In the private market, a private good is efficiently allocated by the market mechanism if the market does not fail. In local public good provision, a similar adjustment mechanism could work through the choice of local government. This is called voting with their feet and was first identified by Tiebout (1956). He argued that the ability of individuals to move among jurisdictions produces a market-like solution to the local public goods problem.

Tiebout emphasized that if residents freely move among regions, local governments compete with each other with respect to the provision of local pubic goods. Individuals vote with their feet and locate in the community that offers the bundle of public services and taxes that they like best. As a result, the efficient allocation of local public goods should be attained under the following assumptions.

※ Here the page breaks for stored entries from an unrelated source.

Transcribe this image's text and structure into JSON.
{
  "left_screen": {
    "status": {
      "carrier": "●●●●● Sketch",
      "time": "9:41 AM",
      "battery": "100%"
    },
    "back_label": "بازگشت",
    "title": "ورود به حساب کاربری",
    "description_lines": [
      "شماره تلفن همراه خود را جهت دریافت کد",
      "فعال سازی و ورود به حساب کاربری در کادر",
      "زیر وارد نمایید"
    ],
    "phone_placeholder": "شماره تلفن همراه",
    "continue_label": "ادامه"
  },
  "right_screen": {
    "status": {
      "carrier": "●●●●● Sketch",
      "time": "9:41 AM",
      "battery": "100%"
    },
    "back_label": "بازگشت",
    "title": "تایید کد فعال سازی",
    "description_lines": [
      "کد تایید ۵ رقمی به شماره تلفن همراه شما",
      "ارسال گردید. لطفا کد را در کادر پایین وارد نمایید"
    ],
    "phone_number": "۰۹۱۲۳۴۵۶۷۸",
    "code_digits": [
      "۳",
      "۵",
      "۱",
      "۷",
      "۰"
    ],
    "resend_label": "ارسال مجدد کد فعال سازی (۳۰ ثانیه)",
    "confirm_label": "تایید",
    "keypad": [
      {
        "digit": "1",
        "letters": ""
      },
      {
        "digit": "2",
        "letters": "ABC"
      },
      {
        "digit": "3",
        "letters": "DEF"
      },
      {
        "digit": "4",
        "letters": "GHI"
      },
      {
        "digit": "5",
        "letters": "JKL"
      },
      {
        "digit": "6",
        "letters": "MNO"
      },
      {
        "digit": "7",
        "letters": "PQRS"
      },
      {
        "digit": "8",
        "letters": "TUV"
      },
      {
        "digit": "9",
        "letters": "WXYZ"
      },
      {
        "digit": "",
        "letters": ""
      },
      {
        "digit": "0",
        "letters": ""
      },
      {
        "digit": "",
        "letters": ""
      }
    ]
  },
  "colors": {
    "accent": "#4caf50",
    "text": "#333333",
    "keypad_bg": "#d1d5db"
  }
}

  • 1. People can move freely among local governments.
  • 2. People know everything about the provision of local public goods and their financing.
  • 3. Local public goods do not spill over beyond the region.
  • 4. The region where people live does not necessarily coincide with the region where they work.
  • 5. Many local governments are available.
  • 6. There is an optimal size of population with respect to the provision of local public goods.
  • 7. In a region where the population is larger than the optimal size, local government intends to reduce the size of the population and vice versa.

In accordance with these assumptions, Tiebout pointed out:

  • (i) The local public good is efficiently provided because people vote with their feet and choose their desirable regions.
  • (ii) Heterogeneous people with respect to income and preferences move to form homogenous groups so that homogenous groups live in the same local government regions.

Tiebout only provided a heuristic discussion of his result. It was left to later researchers to provide the details and critics eventually emerged. His assumptions are not theoretically clear and later research has not necessarily confirmed Tiebout’s two results, (i) and (ii), given above. Indeed, the Tiebout model is plainly not an exact description of the real world.